Friday, May 30, 2014

British Library - Discovering Literature

The British Library has recently launched an excellent new online resource on Romantic and Victorian literature from its collections, with introductory essays from leading scholars. One of their key themes is 'Technology and science', and includes articles on everything from drugs to railways, as well as teaching resources.

Monday, May 26, 2014

UCL seminar, 3rd June - 'Shareability and contagion'

Carolyn Burdett will be giving a paper entitled ”Shareability and contagion: psychology and aesthetics at the fin de siecle” at the UCL seminar on Science and Literature at 5.30pm on Tuesday 3rd of June in the Grant Museum of Zoology. Directions can be found here. The paper will be followed by questions and discussion, and the meeting will conclude with a glass of wine at 7:30pm.

“Shareability and contagion: psychology and aesthetics at the fin de siecle”
Over the final three decades of the nineteenth century a growing interest is discernible amongst psychologists in the category of aesthetics. One strand of psychological argument attempted to restate in modern terms the quality of art’s ‘shareability’: emotions elicited by art and literature could be shared, freeing humans from the ‘monopolistic’ nature of much of life’s struggle. At the end of the century, however, shared emotions were also the focus of theories of crowds where feelings are not just shared but caught, contagiously and dangerously. This paper suggests that aesthetic sharing and contagious feeling are both of relevance to an increased pressure being brought to bear by the end of the century on the notion of sympathy – that capacity to share in others’ feelings that composed a core ethical gesture for the Victorians and was central to much of their literary effort. Using the work of the aesthetic theorist, Vernon Lee, it looks beyond the end of the century to Lee’s response to crowd theory and the value of aesthetics during World War 1 and her attempt to re-energise sympathy and replace imitative contagion by the concept of empathy.

Dr Carolyn Burdett is senior lecturer in literature and Victorian studies at Birkbeck, University of London. She was recently awarded a Leverhulme research fellowship to pursue research on her current monograph, Coining Empathy: Psychology, Aesthetics, Ethics, 1870-1920.

Tuesday, May 13, 2014

Entomological Adventures - further reading

A few additional items of interest for our meeting on 9th June:

9th June - Entomological Adventures


Our second meeting of Easter Term 2014 looks at introductory entomology. We meet from 7.30-9pm in the Godwin Room at Clare College.

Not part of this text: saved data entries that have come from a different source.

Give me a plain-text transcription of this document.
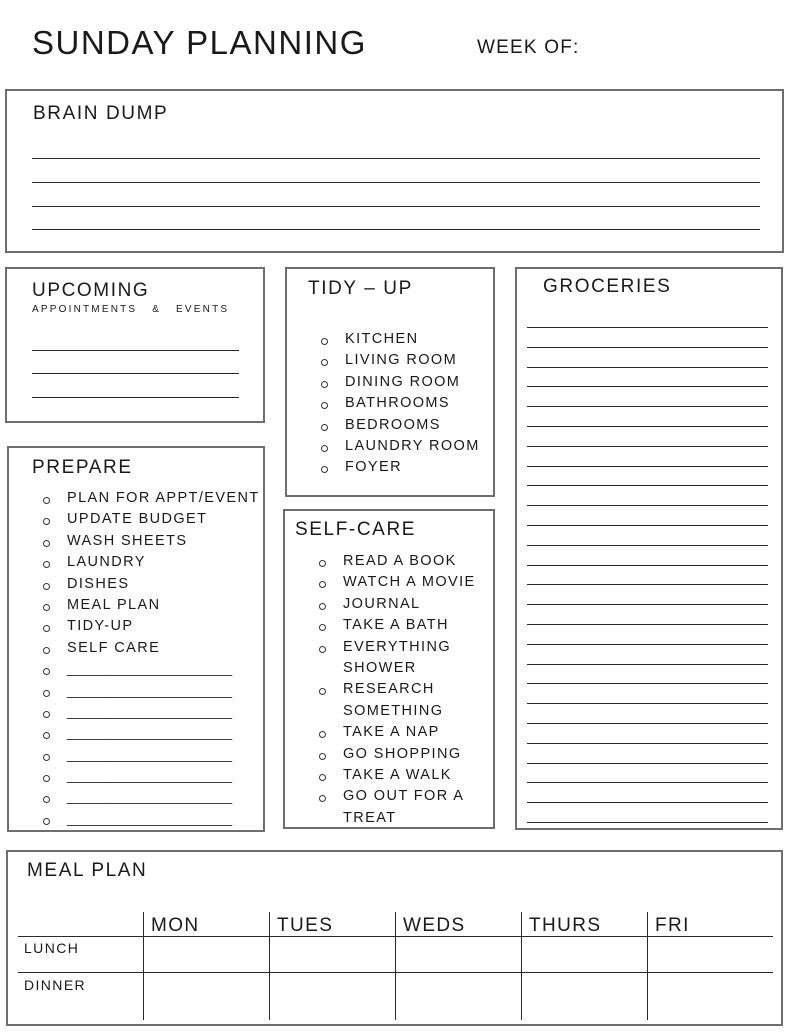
SUNDAY PLANNING	WEEK OF:
BRAIN DUMP
UPCOMING
APPOINTMENTS   &   EVENTS
TIDY – UP
KITCHEN
LIVING ROOM
DINING ROOM
BATHROOMS
BEDROOMS
LAUNDRY ROOM
FOYER
GROCERIES
PREPARE
PLAN FOR APPT/EVENT
UPDATE BUDGET
WASH SHEETS
LAUNDRY
DISHES
MEAL PLAN
TIDY-UP
SELF CARE
____________________
____________________
____________________
____________________
____________________
____________________
____________________
____________________
SELF-CARE
READ A BOOK
WATCH A MOVIE
JOURNAL
TAKE A BATH
EVERYTHING
SHOWER
RESEARCH
SOMETHING
TAKE A NAP
GO SHOPPING
TAKE A WALK
GO OUT FOR A
TREAT
MEAL PLAN
MON	TUES	WEDS	THURS	FRI
LUNCH
DINNER
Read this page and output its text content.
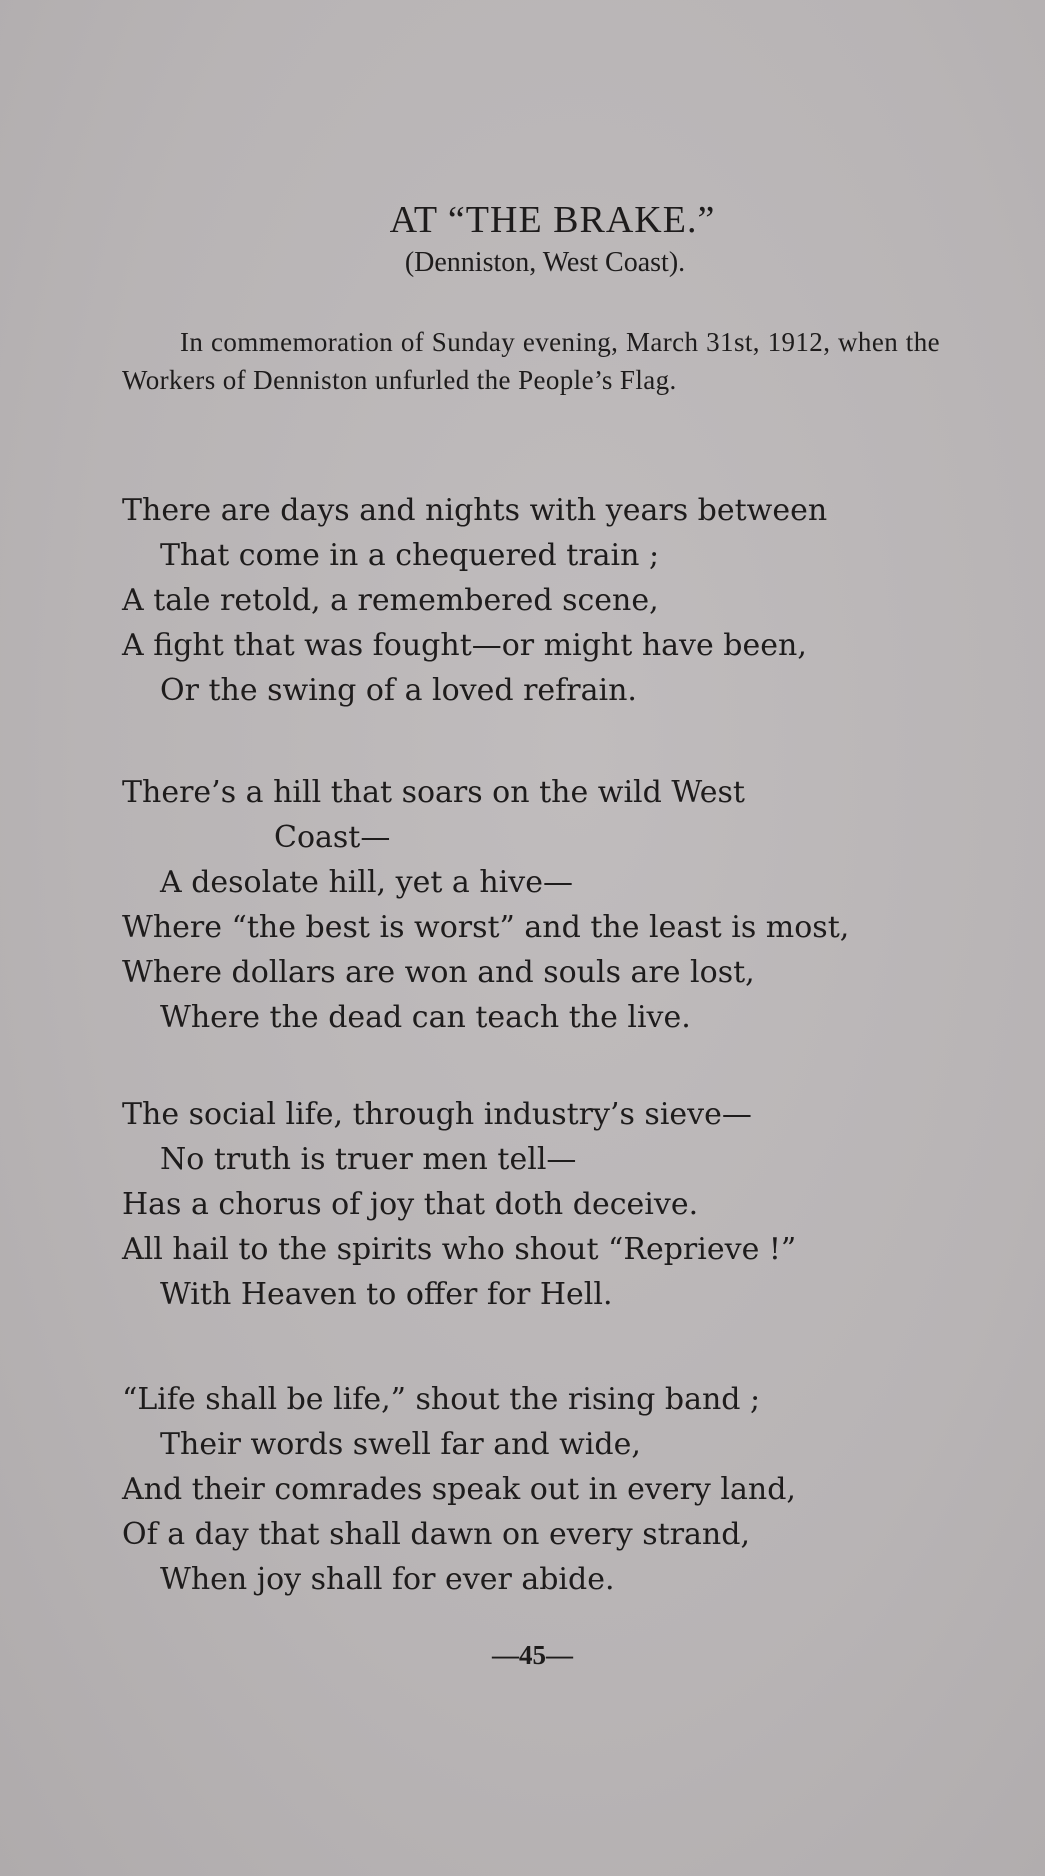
AT “THE BRAKE.”
(Denniston, West Coast).
In commemoration of Sunday evening, March 31st, 1912, when the Workers of Denniston unfurled the People’s Flag.
There are days and nights with years between
That come in a chequered train ;
A tale retold, a remembered scene,
A fight that was fought—or might have been,
Or the swing of a loved refrain.
There’s a hill that soars on the wild West
Coast—
A desolate hill, yet a hive—
Where “the best is worst” and the least is most,
Where dollars are won and souls are lost,
Where the dead can teach the live.
The social life, through industry’s sieve—
No truth is truer men tell—
Has a chorus of joy that doth deceive.
All hail to the spirits who shout “Reprieve !”
With Heaven to offer for Hell.
“Life shall be life,” shout the rising band ;
Their words swell far and wide,
And their comrades speak out in every land,
Of a day that shall dawn on every strand,
When joy shall for ever abide.
—45—
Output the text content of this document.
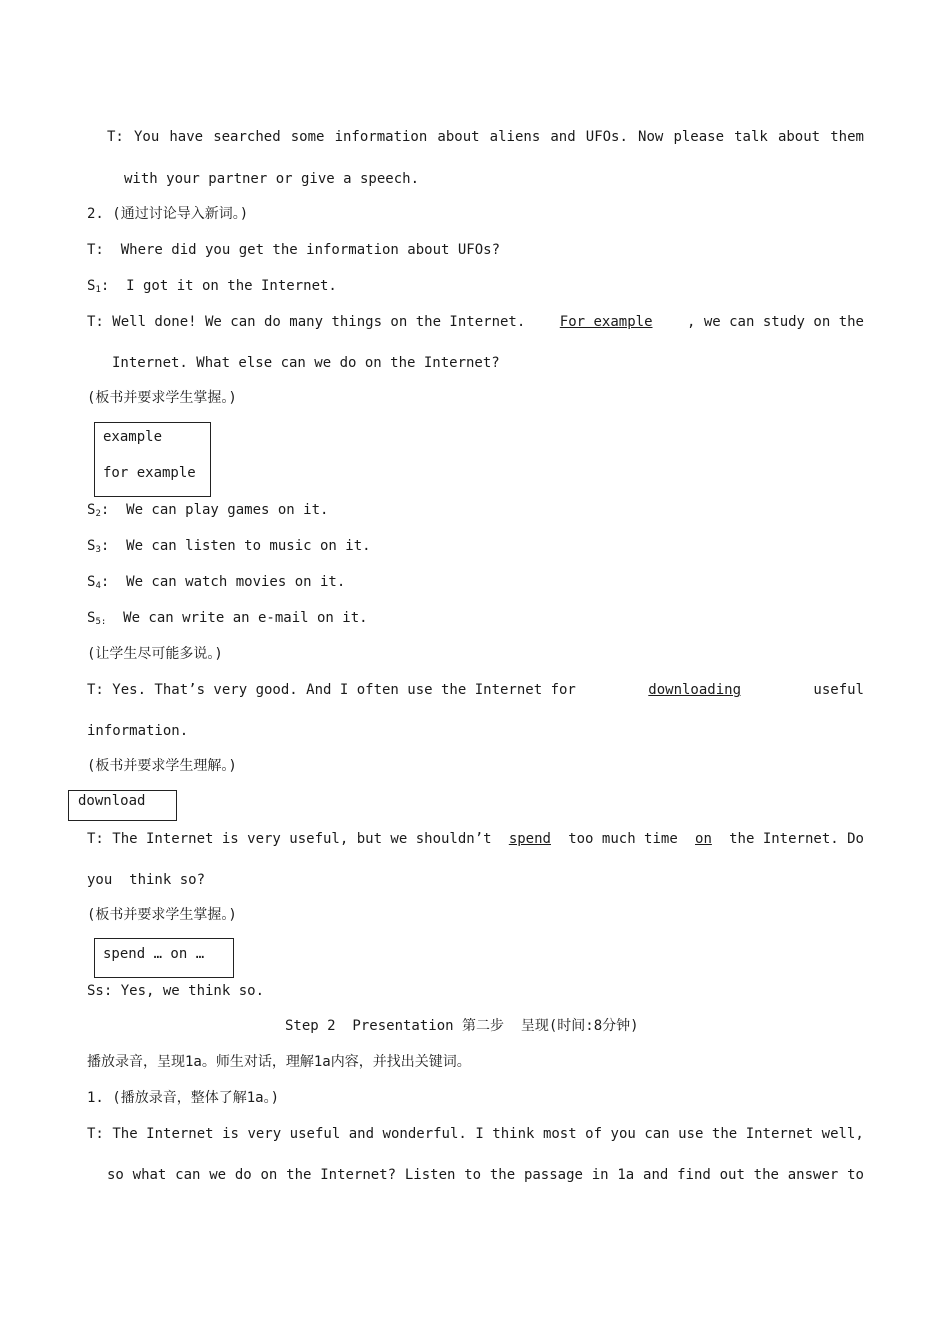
T: You have searched some information about aliens and UFOs. Now please talk about them
with your partner or give a speech.
2. (通过讨论导入新词。)
T:  Where did you get the information about UFOs?
$S_1$:  I got it on the Internet.
T: Well done! We can do many things on the Internet. For example , we can study on the
Internet. What else can we do on the Internet?
(板书并要求学生掌握。)
example
for example
$S_2$:  We can play games on it.
$S_3$:  We can listen to music on it.
$S_4$:  We can watch movies on it.
$S_{5:}$  We can write an e-mail on it.
(让学生尽可能多说。)
T: Yes. That’s very good. And I often use the Internet for	downloading	useful
information.
(板书并要求学生理解。)
download
T: The Internet is very useful, but we shouldn’t spend too much time on the Internet. Do
you  think so?
(板书并要求学生掌握。)
spend … on …
Ss: Yes, we think so.
Step 2  Presentation 第二步  呈现(时间:8分钟)
播放录音，呈现1a。师生对话，理解1a内容，并找出关键词。
1. (播放录音，整体了解1a。)
T: The Internet is very useful and wonderful. I think most of you can use the Internet well,
so what can we do on the Internet? Listen to the passage in 1a and find out the answer to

Links to the readings can be found below: those not online are in the Whipple Library box file. We hope to see you there!



Recap - What Mr Darwin Saw

Many thanks to everyone who came along to last night's meeting: there was a great turn-out to discuss all things Darwinian!

Julie Barzilay gave a fantastic introduction to the set readings, detailing her recent research into this topic, and providing some very helpful background information on Wendell Phillips Garrison, author of the original What Mr Darwin Saw. She explained how the book fitted with Garrison's other editoral work, abolitionist convictions, and writings for children, and drew attention in particular to his restructuring of Darwin's words into a natural history guide that taught children how to be observers, moving from animals to man to geography to nature. She asked us to consider what was lost, as well as gained, in this editorial process; and more generally to analyse the role of editors and their responsibility to - or exploitation of - works' original authors. In the thought-provoking and characteristically wide-ranging discussion that followed, many different aspects of this children's book were brought into question. How and by whom would the book have been read? What was its relationship with other types of children's natural history books, with encyclopaedias, with travel narratives? What kinds of scientific methods were taught through this work? How 'invisible' was its the editor, after all? What ethical considerations should we foreground when reading historical source material about racial difference, especially with juvenile audiences in mind?

In comparison with the more recent book which shares its title, we were also able to think about how the Beagle voyage has been rewritten for audiences today. Rather than Darwin the superlative 'see-er', as had been presented in the 19th century, we explored how Darwin the scientific hero was the star of this work. Published as part of the 2009 celebrations commemorating 200 years since his birth, and 150 years since the publication of the Origin of Species, a shift from teaching natural history to teaching history was, as we discussed, apparent.